L’annuncio scatena una curiosità morbosa: «Da chi ti fai operare?» «Mi mettono nel reparto del professor Scaccabarozzi». Facce sgomente e sinceramente preoccupate: «Cosa? Ti metti nelle mani di quel macellaio? Non hai letto le ultime statistiche sulla mortalità nel suo reparto? 97 morti su 100! E quei tre si sono salvati perché il professore doveva farsi togliere una multa e li ha fatti operare dagli assistenti. Non hai letto di quel paziente del tuo professore che è costretto a seguirlo tutte le volte che viaggia in autostrada perché gli ha dimenticato nella pancia il telepass?». Ti senti perduto ma l’amico ti viene in soccorso con un suggerimento prezioso: «Perché non ti fai operare a Lione?». Per i Torinesi Lione è il paradiso in terra della medicina.

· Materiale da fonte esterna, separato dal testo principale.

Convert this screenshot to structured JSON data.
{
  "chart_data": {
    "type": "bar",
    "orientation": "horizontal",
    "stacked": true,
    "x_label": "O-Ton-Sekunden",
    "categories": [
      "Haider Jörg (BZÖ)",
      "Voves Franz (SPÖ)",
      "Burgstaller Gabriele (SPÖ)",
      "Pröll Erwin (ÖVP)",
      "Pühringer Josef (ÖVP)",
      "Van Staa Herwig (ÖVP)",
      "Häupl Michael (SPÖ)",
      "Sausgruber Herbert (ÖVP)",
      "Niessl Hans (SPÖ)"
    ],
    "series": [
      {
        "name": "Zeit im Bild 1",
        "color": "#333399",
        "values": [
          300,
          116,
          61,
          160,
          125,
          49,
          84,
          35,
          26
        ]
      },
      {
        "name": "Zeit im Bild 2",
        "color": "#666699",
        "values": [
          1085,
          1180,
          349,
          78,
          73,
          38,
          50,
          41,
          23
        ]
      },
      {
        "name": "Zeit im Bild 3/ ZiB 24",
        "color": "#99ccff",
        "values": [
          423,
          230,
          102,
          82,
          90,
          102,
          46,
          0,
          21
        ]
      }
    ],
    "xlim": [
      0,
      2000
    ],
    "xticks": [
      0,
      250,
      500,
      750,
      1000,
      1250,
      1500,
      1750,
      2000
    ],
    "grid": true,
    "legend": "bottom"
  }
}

Chi c’è stato racconta la sua esperienza con occhi sognanti: «Prendi il treno alle 8 e mezza di mattina e alle 11 e mezza sei alla stazione di Lyon Perache. E già sul treno ti fanno tutte le analisi. Scendi dal treno e vai direttamente in sala operatoria. Il chirurgo, prima di addormentarti, ti fa sfogliare un catalogo, per farti scegliere con quale tipo di punto vuoi farti ricucire. Io ho scelto il punto a giorno perché fa fine e non impegna. Le camere per la degenza sono arredate secondo i vari stili nazionali, io ho scelto il polinesiano, con l’infermiera che ti riceve infilandoti la collana di orchidee. Un piccolo complesso musicale formato da dipendenti dell’ospedale tutte le sere viene a suonarti la buonanotte.

Il giorno stesso in cui ti operano ti danno il permesso di scendere al night. Si trova nello scantinato dell’ospedale, le infermiere e le dottoresse cantano, fanno la danza del ventre, le caposala accennano a uno spogliarello, il chirurgo che mi ha operato fa l’illusionista, il suo assistente le imitazioni. Unico neo, lo champagne ha ancora un leggero retrogusto di formaldeide. Spendi meno a Lione, tutto compreso, che a Torino per le mance agli infermieri».

C’è poi il Torinese che ama raccontarti l’intervento minuto per minuto. Conserva in barattoli di vetro i reperti che gli hanno estratto, l’appendice, le tonsille, i sassolini della cistifellea o del rene, il tratto di stomaco o d’intestino ulcerato. E te li mostra orgoglioso la prima volta che ti invita a cena, dopo l’intervento. Prima di mettersi a tavola: «Mi hanno infilato una sonda in un’arteria inguinale per arrivare al cuore e sul più bello è mancata la corrente. Be’, mi fanno, intanto che riparano il guasto noi andiamo a mensa, così riusciamo a mangiare ancora qualcosa di caldo. Solo che hanno lasciato l’apparecchio attaccato e quando è ritornata la corrente la sonda ha ripreso a viaggiare. Fortuna che ha trovato da sola la via giusta, altrimenti non sarei qui a raccontartela. Adesso ti operano in anestesia locale, così senti tutto quello che dicono i dottori. C’era uno che metteva piede per la prima volta in sala operatoria. I colleghi lo incoraggiavano, parlando di me gli dicevano: questo qui fallo tu, così ti fai la mano, tanto è andato. Invece eccomi qua. Quando c’è la salute...».